A beacon showing the boundary between Taita Hills Wildlife Sanctuary and Alia community land in Mwatate, Taita Taveta County. The residents are accusing the sanctuary of trying to grab their land by allowing KWS to erect an electric fence past the beacon.

Nation (Kenya)

Lucy Mkanyika
June 13, 2021

See link for photos.

Kenya Wildlife Service (KWS) wants a private sanctuary to evict more than 3,500 residents who it says have allegedly declined to allow the construction of an electric fence in Mwatate, Taita Taveta County.

According to a letter signed by Tsavo Conservation Area Senior Warden in charge of community affairs Zainab Salim on May 27, addressed to the manager Taita Hills and Saltlick Lodges, KWS is seeking the interventions of the Taita Hills Wildlife Sanctuary to evict the squatters at Kamtonga-Alia stretch.

Tension has mounted in the area after the residents declined to voluntarily move out of the over 2,000-acre land to allow the construction of the Sh40 million fence.

The sanctuary is claiming ownership of the land where residents had settled since the 1980s. The fence has stalled for over 10 years after the residents moved to court to block KWS from implementing the project. In the letter, Ms Salim stated that the residents who have settled there have torched several poles and stolen materials meant to construct the fence.

Ms Salim stated that the vandalism had imposed another budget on the organisation and also posed insecurity to the team undertaking the project.

The court had ordered the fencing of the 30 kilometre Kamtonga-Alia to continue after residents sued KWS for encroaching into their land. “Please note that after the court ruling that the fence has not interfered with the complaints parcel of land and ordered continuation to completion of it, KWS has embarked to complete it as per that court order,” the letter said.

Residents block the Lwalenyi access road in Mwatate, Taita Taveta County protesting to construction of an electric fence by KWS. They said over 3,500 Alia community members will be displaced if fence is erected.

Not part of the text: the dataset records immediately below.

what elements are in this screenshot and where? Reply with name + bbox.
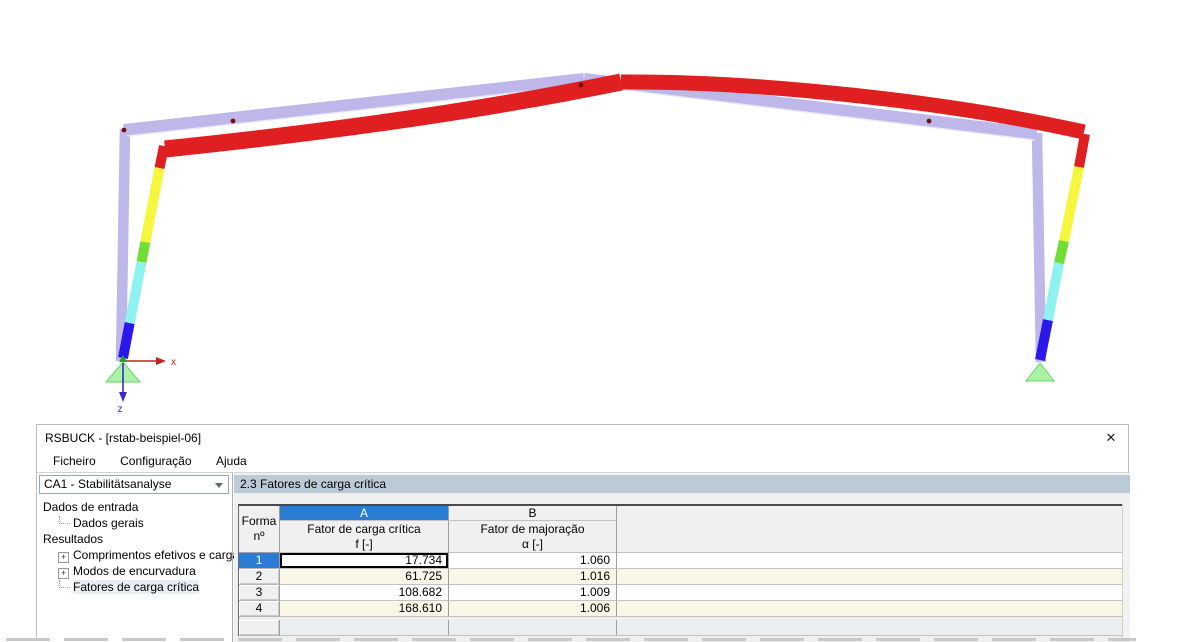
cell-filler bbox=[280, 620, 449, 636]
z-axis-label: z bbox=[118, 404, 123, 415]
tree-item-dados-gerais[interactable]: Dados gerais bbox=[37, 515, 232, 531]
axes-gizmo: x z bbox=[118, 355, 176, 415]
table-header: Forma nº A Fator de carga crítica f [-] … bbox=[239, 506, 1123, 553]
menu-configuracao[interactable]: Configuração bbox=[120, 454, 192, 468]
frame-drawing: x z bbox=[104, 73, 1090, 415]
tree-connector bbox=[59, 516, 70, 524]
section-title: 2.3 Fatores de carga crítica bbox=[234, 475, 1130, 493]
column-header-a[interactable]: A bbox=[280, 506, 449, 521]
menubar: Ficheiro Configuração Ajuda bbox=[37, 451, 1128, 472]
tree-item-resultados[interactable]: Resultados bbox=[43, 532, 104, 546]
x-axis-arrow-icon bbox=[156, 357, 166, 365]
navigator-tree: Dados de entrada Dados gerais Resultados… bbox=[37, 499, 239, 595]
tree-item-dados-de-entrada[interactable]: Dados de entrada bbox=[43, 500, 139, 514]
cell-f-1[interactable]: 17.734 bbox=[280, 553, 449, 569]
results-table: Forma nº A Fator de carga crítica f [-] … bbox=[238, 504, 1123, 636]
row-header-4[interactable]: 4 bbox=[239, 601, 280, 617]
column-title-a: Fator de carga crítica f [-] bbox=[280, 521, 449, 553]
cell-f-3[interactable]: 108.682 bbox=[280, 585, 449, 601]
column-header-b[interactable]: B bbox=[449, 506, 617, 521]
member-right-column[interactable] bbox=[1031, 132, 1047, 363]
z-axis-arrow-icon bbox=[119, 392, 127, 402]
mode-shape-right-column[interactable] bbox=[1035, 133, 1090, 361]
table-empty-row bbox=[239, 620, 1123, 636]
tree-item-modos-de-encurvadura[interactable]: + Modos de encurvadura bbox=[37, 563, 232, 579]
window-title: RSBUCK - [rstab-beispiel-06] bbox=[45, 431, 202, 445]
model-viewport[interactable]: x z bbox=[0, 0, 1192, 424]
cell-filler bbox=[617, 601, 1123, 617]
table-row: 2 61.725 1.016 bbox=[239, 569, 1123, 585]
cell-filler bbox=[617, 620, 1123, 636]
column-filler bbox=[617, 506, 1123, 553]
tree-connector bbox=[59, 580, 70, 588]
results-panel: 2.3 Fatores de carga crítica Forma nº A … bbox=[234, 473, 1130, 642]
cell-f-4[interactable]: 168.610 bbox=[280, 601, 449, 617]
close-icon[interactable]: ✕ bbox=[1105, 430, 1117, 445]
expand-plus-icon[interactable]: + bbox=[58, 552, 69, 563]
member-left-column[interactable] bbox=[115, 128, 131, 362]
frame-edge-highlights bbox=[126, 84, 1036, 141]
mode-shape-left-rafter[interactable] bbox=[164, 73, 623, 158]
cell-alpha-3[interactable]: 1.009 bbox=[449, 585, 617, 601]
row-header-3[interactable]: 3 bbox=[239, 585, 280, 601]
menu-ajuda[interactable]: Ajuda bbox=[215, 454, 247, 468]
chevron-down-icon bbox=[215, 483, 223, 488]
x-axis-label: x bbox=[171, 357, 176, 368]
support-right-icon bbox=[1024, 362, 1056, 382]
cell-filler bbox=[617, 585, 1123, 601]
cell-f-2[interactable]: 61.725 bbox=[280, 569, 449, 585]
cell-alpha-4[interactable]: 1.006 bbox=[449, 601, 617, 617]
member-left-rafter[interactable] bbox=[123, 73, 585, 136]
mode-shape-left-column[interactable] bbox=[118, 144, 169, 359]
navigator-panel: CA1 - Stabilitätsanalyse Dados de entrad… bbox=[37, 473, 239, 642]
menu-divider bbox=[37, 472, 1128, 473]
rsbuck-window: RSBUCK - [rstab-beispiel-06] ✕ Ficheiro … bbox=[36, 424, 1130, 642]
cell-alpha-1[interactable]: 1.060 bbox=[449, 553, 617, 569]
cell-filler bbox=[617, 553, 1123, 569]
cell-filler bbox=[449, 620, 617, 636]
expand-plus-icon[interactable]: + bbox=[58, 568, 69, 579]
row-header-1[interactable]: 1 bbox=[239, 553, 280, 569]
mode-shape-right-rafter[interactable] bbox=[620, 74, 1086, 140]
table-row: 1 17.734 1.060 bbox=[239, 553, 1123, 569]
case-selector[interactable]: CA1 - Stabilitätsanalyse bbox=[39, 475, 229, 494]
row-header-empty[interactable] bbox=[239, 620, 280, 636]
node-markers bbox=[121, 82, 932, 133]
case-selector-value: CA1 - Stabilitätsanalyse bbox=[44, 477, 172, 491]
bottom-edge-artifact bbox=[6, 638, 1136, 641]
row-header-2[interactable]: 2 bbox=[239, 569, 280, 585]
corner-header: Forma nº bbox=[239, 506, 280, 553]
tree-item-fatores-carga-critica[interactable]: Fatores de carga crítica bbox=[37, 579, 232, 595]
table-row: 3 108.682 1.009 bbox=[239, 585, 1123, 601]
menu-ficheiro[interactable]: Ficheiro bbox=[53, 454, 96, 468]
titlebar[interactable]: RSBUCK - [rstab-beispiel-06] ✕ bbox=[37, 425, 1128, 451]
y-axis-arrow-icon bbox=[119, 355, 127, 362]
cell-filler bbox=[617, 569, 1123, 585]
vertical-scrollbar[interactable] bbox=[1122, 504, 1130, 638]
cell-alpha-2[interactable]: 1.016 bbox=[449, 569, 617, 585]
column-title-b: Fator de majoração α [-] bbox=[449, 521, 617, 553]
table-row: 4 168.610 1.006 bbox=[239, 601, 1123, 617]
tree-item-comprimentos-efetivos[interactable]: + Comprimentos efetivos e carga bbox=[37, 547, 239, 563]
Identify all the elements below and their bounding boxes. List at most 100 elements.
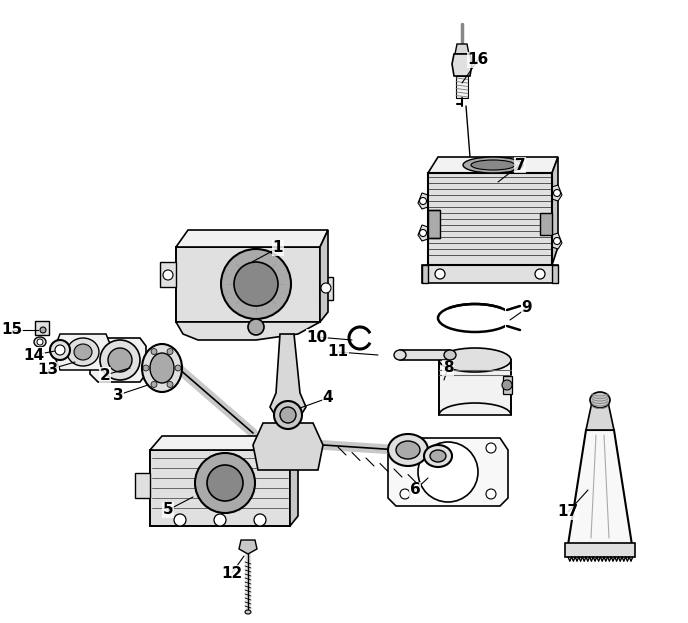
- Polygon shape: [270, 334, 306, 423]
- Text: 2: 2: [100, 368, 110, 383]
- Bar: [428, 210, 440, 238]
- Circle shape: [254, 514, 266, 526]
- Text: 13: 13: [37, 363, 58, 378]
- Circle shape: [418, 442, 478, 502]
- Polygon shape: [428, 173, 552, 265]
- Circle shape: [37, 339, 43, 345]
- Circle shape: [420, 229, 427, 237]
- Polygon shape: [505, 302, 523, 334]
- Polygon shape: [56, 334, 110, 370]
- Circle shape: [214, 514, 226, 526]
- Ellipse shape: [463, 157, 523, 173]
- Ellipse shape: [74, 344, 92, 360]
- Polygon shape: [422, 265, 428, 283]
- Ellipse shape: [50, 340, 70, 360]
- Polygon shape: [586, 402, 614, 430]
- Bar: [565, 543, 635, 557]
- Ellipse shape: [424, 445, 452, 467]
- Polygon shape: [388, 438, 508, 506]
- Polygon shape: [160, 262, 176, 287]
- Bar: [422, 265, 558, 283]
- Circle shape: [554, 189, 561, 196]
- Circle shape: [151, 381, 157, 388]
- Circle shape: [195, 453, 255, 513]
- Text: 1: 1: [272, 240, 283, 255]
- Polygon shape: [418, 193, 428, 209]
- Ellipse shape: [430, 450, 446, 462]
- Text: 16: 16: [467, 52, 488, 67]
- Text: 10: 10: [306, 330, 327, 345]
- Polygon shape: [455, 44, 469, 54]
- Ellipse shape: [34, 337, 46, 347]
- Polygon shape: [452, 54, 472, 76]
- Ellipse shape: [108, 348, 132, 372]
- Circle shape: [151, 348, 157, 354]
- Circle shape: [280, 407, 296, 423]
- Circle shape: [400, 443, 410, 453]
- Polygon shape: [428, 157, 558, 173]
- Polygon shape: [552, 233, 562, 249]
- Circle shape: [248, 319, 264, 335]
- Circle shape: [400, 489, 410, 499]
- Text: 12: 12: [222, 566, 243, 581]
- Circle shape: [554, 237, 561, 244]
- Text: 9: 9: [522, 300, 533, 315]
- Text: 5: 5: [162, 503, 173, 518]
- Ellipse shape: [142, 344, 182, 392]
- Bar: [503, 376, 512, 394]
- Polygon shape: [90, 338, 146, 382]
- Ellipse shape: [150, 353, 174, 383]
- Polygon shape: [290, 436, 298, 526]
- Bar: [439, 360, 511, 415]
- Ellipse shape: [590, 392, 610, 408]
- Polygon shape: [239, 540, 257, 554]
- Polygon shape: [176, 230, 328, 247]
- Circle shape: [486, 489, 496, 499]
- Circle shape: [321, 283, 331, 293]
- Polygon shape: [568, 430, 632, 545]
- Circle shape: [167, 381, 173, 388]
- Circle shape: [274, 401, 302, 429]
- Polygon shape: [552, 157, 558, 265]
- Polygon shape: [150, 436, 298, 450]
- Polygon shape: [320, 230, 328, 322]
- Circle shape: [163, 270, 173, 280]
- Circle shape: [486, 443, 496, 453]
- Circle shape: [420, 197, 427, 204]
- Ellipse shape: [438, 304, 512, 332]
- Text: 3: 3: [113, 388, 123, 402]
- Polygon shape: [320, 277, 333, 300]
- Polygon shape: [176, 247, 320, 322]
- Polygon shape: [176, 322, 320, 340]
- Circle shape: [435, 269, 445, 279]
- Bar: [428, 173, 552, 265]
- Text: 15: 15: [1, 323, 23, 338]
- Circle shape: [502, 380, 512, 390]
- Polygon shape: [135, 473, 150, 498]
- Bar: [35, 321, 49, 335]
- Ellipse shape: [100, 340, 140, 380]
- Ellipse shape: [55, 345, 65, 355]
- Ellipse shape: [439, 348, 511, 372]
- Bar: [540, 213, 552, 235]
- Text: 11: 11: [327, 345, 349, 359]
- Text: 17: 17: [557, 505, 579, 520]
- Bar: [400, 350, 450, 360]
- Ellipse shape: [388, 434, 428, 466]
- Circle shape: [167, 348, 173, 354]
- Ellipse shape: [67, 338, 99, 366]
- Circle shape: [221, 249, 291, 319]
- Circle shape: [175, 365, 181, 371]
- Circle shape: [234, 262, 278, 306]
- Polygon shape: [552, 185, 562, 201]
- Circle shape: [535, 269, 545, 279]
- Ellipse shape: [394, 350, 406, 360]
- Circle shape: [207, 465, 243, 501]
- Circle shape: [174, 514, 186, 526]
- Ellipse shape: [471, 160, 515, 170]
- Text: 8: 8: [442, 361, 453, 376]
- Polygon shape: [418, 225, 428, 241]
- Text: 14: 14: [23, 348, 45, 363]
- Bar: [456, 76, 468, 98]
- Ellipse shape: [444, 350, 456, 360]
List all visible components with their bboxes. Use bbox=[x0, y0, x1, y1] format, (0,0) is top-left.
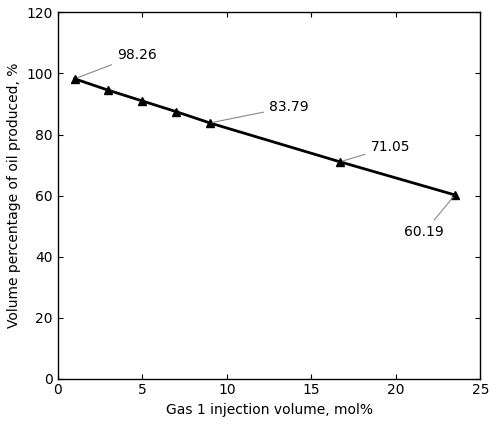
Text: 71.05: 71.05 bbox=[343, 140, 410, 161]
Y-axis label: Volume percentage of oil produced, %: Volume percentage of oil produced, % bbox=[7, 63, 21, 328]
Text: 83.79: 83.79 bbox=[213, 100, 309, 123]
Text: 60.19: 60.19 bbox=[404, 197, 453, 239]
X-axis label: Gas 1 injection volume, mol%: Gas 1 injection volume, mol% bbox=[166, 403, 372, 417]
Text: 98.26: 98.26 bbox=[77, 48, 157, 78]
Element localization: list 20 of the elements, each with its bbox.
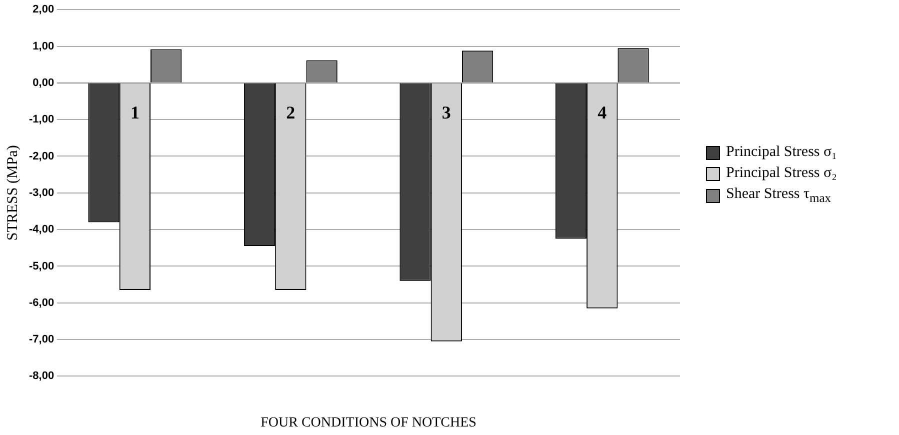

Ms Salim urged the sanctuary to act fast and take action on the offenders to avoid further losses and tragedies to the team continuing with the construction works. “After the exercise commenced, tension by local communities started mounting and by yesterday morning our fence team upon reaching the site reported vandalism suspected it could have been done by those communities who have settled along the fence construction line claiming land ownership,” she said.

KWS has also held a meeting with the residents but they declined to allow the project to continue. However, the locals are now appealing to the State to spare them from the looming eviction and to hasten the process of issuing them with individual title deeds.

Speaking to Nation.Africa on Saturday, residents opposing the project said KWS and the sanctuary want to grab their mineral-rich land instead of minimising persistent wildlife conflict. “We are the owners of the land and we will not move from this area,” vowed the chairperson of Alia Farmers Association Dorah Chao. She said that the High Court had in 1997, ordered that the land be reverted to the locals.

She blamed the Wildlife agency for the frequent invasions on people’s farms in the county.

KWS was recently forced to use ground and air operations to drive out herds of elephants that had invaded communities in the county. The elephants have also destroyed properties especially tanks in search of water.

Through the Chawia council of elders, the residents petitioned the National Assembly to stop the construction of the fence until a solution towards the dispute is reached.